Is your baby a crier? I’ve always looked on with envy as other parents enjoyed a coffee, went out for dinner, or even conducted meetings while their wee one sleeps blissfully beside them. That has never been my reality. I was always the one rocking and soothing and patting and holding all day long.
I’ve had three beautiful, healthy babies, all of whom required attention around the clock. I couldn’t peel a banana without having it accompanied by cries for attention, and I have gone to the toilet with someone on my lap more times than I can count.
There are many reasons that babies cry, but Dr Luisa Dillner says there are certainly babies that cry more than others. Some call it colic – which is loosely defined as an unexplained condition that causes babies to be unsettled and cry for long periods. Why? Nobody really knows. Just like there are adults that complain more than others, or some who are more effective at verbal communication than others, some babies let you know how they’re feeling by crying. A lot.
Jessica has encountered this challenge with her son, Jake, born at the start of the year. “He cries all the time. If he’s hungry, if he’s tired, if he’s cold, if he’s uncomfortable in any way. It just seems to be his way of communicating,” she says. “He doesn’t start with a low grumble and gradually escalate to a wail – everything is of disastrous proportions straight away.
Jessica says the one thing that has saved her sanity is that Jake is her fourth baby. “If he’d been my first, I would have assumed it was me, that I was doing it all wrong. But my others have all been happy contented little things. I guess that’s just the way he communicates.”
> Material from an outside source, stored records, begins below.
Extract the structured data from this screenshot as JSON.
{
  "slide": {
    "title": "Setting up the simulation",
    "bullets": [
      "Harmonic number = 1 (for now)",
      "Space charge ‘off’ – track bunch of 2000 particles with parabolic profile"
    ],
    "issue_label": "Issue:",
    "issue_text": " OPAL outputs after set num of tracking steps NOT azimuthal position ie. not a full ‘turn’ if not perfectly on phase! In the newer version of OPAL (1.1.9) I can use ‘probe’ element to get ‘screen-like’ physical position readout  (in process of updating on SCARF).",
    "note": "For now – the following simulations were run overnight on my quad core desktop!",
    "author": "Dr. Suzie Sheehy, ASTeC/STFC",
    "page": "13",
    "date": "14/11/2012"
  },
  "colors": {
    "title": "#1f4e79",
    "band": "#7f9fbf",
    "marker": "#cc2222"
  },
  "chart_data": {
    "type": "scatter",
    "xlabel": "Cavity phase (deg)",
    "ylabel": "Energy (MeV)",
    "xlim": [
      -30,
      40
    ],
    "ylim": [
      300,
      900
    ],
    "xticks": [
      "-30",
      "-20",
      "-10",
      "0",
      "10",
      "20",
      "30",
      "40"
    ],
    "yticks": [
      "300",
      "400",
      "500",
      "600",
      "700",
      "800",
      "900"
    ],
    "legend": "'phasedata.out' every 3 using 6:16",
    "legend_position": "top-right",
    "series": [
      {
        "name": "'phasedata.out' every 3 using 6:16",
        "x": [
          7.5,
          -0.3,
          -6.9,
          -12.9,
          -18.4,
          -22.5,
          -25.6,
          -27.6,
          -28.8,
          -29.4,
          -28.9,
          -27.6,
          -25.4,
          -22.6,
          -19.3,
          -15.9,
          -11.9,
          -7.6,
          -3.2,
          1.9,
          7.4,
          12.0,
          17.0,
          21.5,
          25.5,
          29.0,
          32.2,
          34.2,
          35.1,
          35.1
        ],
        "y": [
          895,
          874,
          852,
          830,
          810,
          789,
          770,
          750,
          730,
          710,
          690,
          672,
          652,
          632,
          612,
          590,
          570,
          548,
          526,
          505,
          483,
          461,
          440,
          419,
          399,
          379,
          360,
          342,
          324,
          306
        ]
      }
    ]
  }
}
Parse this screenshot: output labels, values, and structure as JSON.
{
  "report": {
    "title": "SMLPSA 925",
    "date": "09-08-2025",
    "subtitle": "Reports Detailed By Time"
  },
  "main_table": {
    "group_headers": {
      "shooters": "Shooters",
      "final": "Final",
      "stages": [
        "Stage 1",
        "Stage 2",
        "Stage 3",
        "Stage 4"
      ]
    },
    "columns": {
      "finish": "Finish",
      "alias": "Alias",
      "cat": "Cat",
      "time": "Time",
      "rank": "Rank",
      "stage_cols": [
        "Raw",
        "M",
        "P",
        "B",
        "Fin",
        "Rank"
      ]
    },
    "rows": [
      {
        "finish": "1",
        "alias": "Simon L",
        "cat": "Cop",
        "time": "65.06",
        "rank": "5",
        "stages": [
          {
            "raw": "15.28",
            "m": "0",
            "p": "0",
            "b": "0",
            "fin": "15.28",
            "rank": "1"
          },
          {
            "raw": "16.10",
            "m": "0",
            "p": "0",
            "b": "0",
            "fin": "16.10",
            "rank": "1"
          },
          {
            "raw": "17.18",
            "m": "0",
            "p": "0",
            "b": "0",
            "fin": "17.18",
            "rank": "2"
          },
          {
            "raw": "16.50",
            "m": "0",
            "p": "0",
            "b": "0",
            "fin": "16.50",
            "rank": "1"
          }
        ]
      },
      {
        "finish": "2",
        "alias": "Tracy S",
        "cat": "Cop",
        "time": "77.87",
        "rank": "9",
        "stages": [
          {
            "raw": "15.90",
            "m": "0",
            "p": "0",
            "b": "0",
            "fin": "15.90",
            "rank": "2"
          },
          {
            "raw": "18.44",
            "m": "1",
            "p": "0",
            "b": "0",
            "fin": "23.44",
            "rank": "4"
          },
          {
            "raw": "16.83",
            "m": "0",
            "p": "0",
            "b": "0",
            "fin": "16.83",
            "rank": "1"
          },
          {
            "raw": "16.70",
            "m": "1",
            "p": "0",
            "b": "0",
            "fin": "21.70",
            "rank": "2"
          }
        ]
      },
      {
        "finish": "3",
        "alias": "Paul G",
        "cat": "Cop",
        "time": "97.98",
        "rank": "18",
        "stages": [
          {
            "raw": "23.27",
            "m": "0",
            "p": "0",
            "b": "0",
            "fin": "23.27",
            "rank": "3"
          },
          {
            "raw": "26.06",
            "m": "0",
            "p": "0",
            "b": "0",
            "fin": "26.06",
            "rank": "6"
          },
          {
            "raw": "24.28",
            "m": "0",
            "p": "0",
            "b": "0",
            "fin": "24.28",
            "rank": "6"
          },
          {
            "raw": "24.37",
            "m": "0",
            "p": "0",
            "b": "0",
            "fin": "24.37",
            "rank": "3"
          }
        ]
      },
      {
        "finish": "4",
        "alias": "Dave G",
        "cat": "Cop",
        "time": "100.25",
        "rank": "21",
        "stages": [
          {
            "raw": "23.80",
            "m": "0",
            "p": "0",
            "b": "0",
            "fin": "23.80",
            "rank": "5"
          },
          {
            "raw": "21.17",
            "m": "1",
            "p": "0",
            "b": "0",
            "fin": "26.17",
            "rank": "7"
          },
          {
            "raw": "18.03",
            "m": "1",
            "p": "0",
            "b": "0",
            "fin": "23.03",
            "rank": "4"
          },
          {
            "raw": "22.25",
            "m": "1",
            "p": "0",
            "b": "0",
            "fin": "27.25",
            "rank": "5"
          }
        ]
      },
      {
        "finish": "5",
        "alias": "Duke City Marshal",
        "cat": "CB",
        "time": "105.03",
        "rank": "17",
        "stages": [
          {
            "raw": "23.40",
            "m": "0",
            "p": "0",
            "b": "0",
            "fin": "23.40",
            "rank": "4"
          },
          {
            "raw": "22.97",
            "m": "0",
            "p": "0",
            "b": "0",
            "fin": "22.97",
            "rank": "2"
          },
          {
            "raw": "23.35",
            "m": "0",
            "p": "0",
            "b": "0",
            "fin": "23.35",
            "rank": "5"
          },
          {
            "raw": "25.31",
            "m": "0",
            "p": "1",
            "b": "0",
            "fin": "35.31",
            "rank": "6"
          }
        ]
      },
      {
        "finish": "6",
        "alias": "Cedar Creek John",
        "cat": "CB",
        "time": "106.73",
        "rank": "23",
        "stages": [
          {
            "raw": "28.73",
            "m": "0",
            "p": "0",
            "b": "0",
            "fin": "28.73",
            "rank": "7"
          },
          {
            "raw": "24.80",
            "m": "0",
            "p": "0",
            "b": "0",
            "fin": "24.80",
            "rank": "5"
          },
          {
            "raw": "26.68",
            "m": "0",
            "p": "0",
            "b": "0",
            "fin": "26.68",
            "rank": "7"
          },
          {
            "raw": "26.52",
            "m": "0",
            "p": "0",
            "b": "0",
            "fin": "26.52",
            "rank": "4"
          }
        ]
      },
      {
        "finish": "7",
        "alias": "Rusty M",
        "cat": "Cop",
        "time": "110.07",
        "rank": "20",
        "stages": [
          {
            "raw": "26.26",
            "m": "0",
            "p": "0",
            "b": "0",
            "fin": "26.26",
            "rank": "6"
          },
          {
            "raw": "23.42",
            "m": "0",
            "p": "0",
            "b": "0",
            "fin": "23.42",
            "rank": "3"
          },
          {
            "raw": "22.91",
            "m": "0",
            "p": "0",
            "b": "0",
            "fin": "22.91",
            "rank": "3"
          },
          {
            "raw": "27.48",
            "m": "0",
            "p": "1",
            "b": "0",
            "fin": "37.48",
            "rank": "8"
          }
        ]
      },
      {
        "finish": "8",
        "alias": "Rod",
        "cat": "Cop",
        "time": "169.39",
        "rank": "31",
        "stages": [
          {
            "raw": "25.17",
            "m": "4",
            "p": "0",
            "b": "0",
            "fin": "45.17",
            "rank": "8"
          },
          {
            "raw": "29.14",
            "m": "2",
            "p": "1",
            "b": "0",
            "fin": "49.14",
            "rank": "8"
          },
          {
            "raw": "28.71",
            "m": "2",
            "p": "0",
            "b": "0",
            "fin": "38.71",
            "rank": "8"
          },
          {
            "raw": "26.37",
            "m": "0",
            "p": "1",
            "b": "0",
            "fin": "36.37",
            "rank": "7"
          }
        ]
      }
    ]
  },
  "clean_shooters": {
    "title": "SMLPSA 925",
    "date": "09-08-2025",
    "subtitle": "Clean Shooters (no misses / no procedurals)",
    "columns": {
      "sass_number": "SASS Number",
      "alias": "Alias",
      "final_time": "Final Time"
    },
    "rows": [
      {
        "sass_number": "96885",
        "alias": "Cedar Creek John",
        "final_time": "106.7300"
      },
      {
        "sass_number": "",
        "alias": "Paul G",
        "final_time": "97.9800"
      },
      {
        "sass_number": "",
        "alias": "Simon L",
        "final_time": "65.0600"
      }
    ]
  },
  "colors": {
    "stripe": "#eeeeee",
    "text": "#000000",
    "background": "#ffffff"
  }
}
Priscilla didn’t have that sort of perspective when her first baby, daughter Mia, came along with all guns blazing nearly two years ago. “From day one, Mia was unhappy. I thought I must be the worst parent in the world!” she laughs. “And everyone was telling me different things: let her cry it out, I’m picking her up too much, I’m not picking her up enough … Everyone else in my mothers group was sympathetic, but I always felt like they were judging me. Like I was doing something wrong and I was making my baby miserable.”
Priscilla admits that in hindsight, she was probably putting that negative chatter in her own head. But her experience has caused her to be cautious about going back for a second baby. “I don’t know if I could do it again. It was the toughest time in my life, no doubt.”
Of course, it’s important to rule out any causes of the crying – especially if it’s not their usual behaviour. Eloise learnt this with her third baby, Noah, now 18 months. She says he was a crier from the start, but she noticed it was worse after feeds and when he was put in his cot. “I knew something was off,” she says, “It wasn’t just that he was a misery guts – he was in pain.”
Noah’s paediatrician initially dismissed Eloise’s concerns, but she pushed and was eventually given reflux medication to try. “The improvement was immediate. The poor little guy was in pain and it was such a relief to be able to do something about it,” she says. Although Noah’s reflux has now long passed, Eloise also notes he is a natural crier anyway. “Oh, he still complains about everything!” she laughs. “But I can tell the difference between his pain and his constant complaining.”
So what’s the right way to treat a chronic crier? Dr Dillner says babies under six months should never be left to cry because they may be ill or legitimately require a feed – and at that age they are too young to learn to behave any other way.
Beyond that, Dr Dillner says it’s a matter of personal choice, as there are studies that will prove or disprove just about any method or technique. But one thing all of these studies have in common? They all find that this time of crying will pass, and that the temperament of the crying baby generally has no bearing on the temperament of the toddler, child and adult they will become.
I worked through the gamut of techniques with my own children: I was methodical with the first, and used controlled crying as a technique to teach her to sleep. With my second I was a bit softer, but my third has been the most vocal and challenging – and also the one who has enjoyed perhaps my most indulgent parenting. At the age of almost two, she comes with me everywhere and even sits on the kitchen bench while I prepare dinner. Have I encouraged this behaviour? Perhaps, but it’s an arrangement I’m willing to live with – although I ensure I get regular breaks away from her for my own mental health.
I’m a big believer in doing whatever works for your circumstances, trusting in your own parenting, and remembering that old saying: “This, too, shall pass.”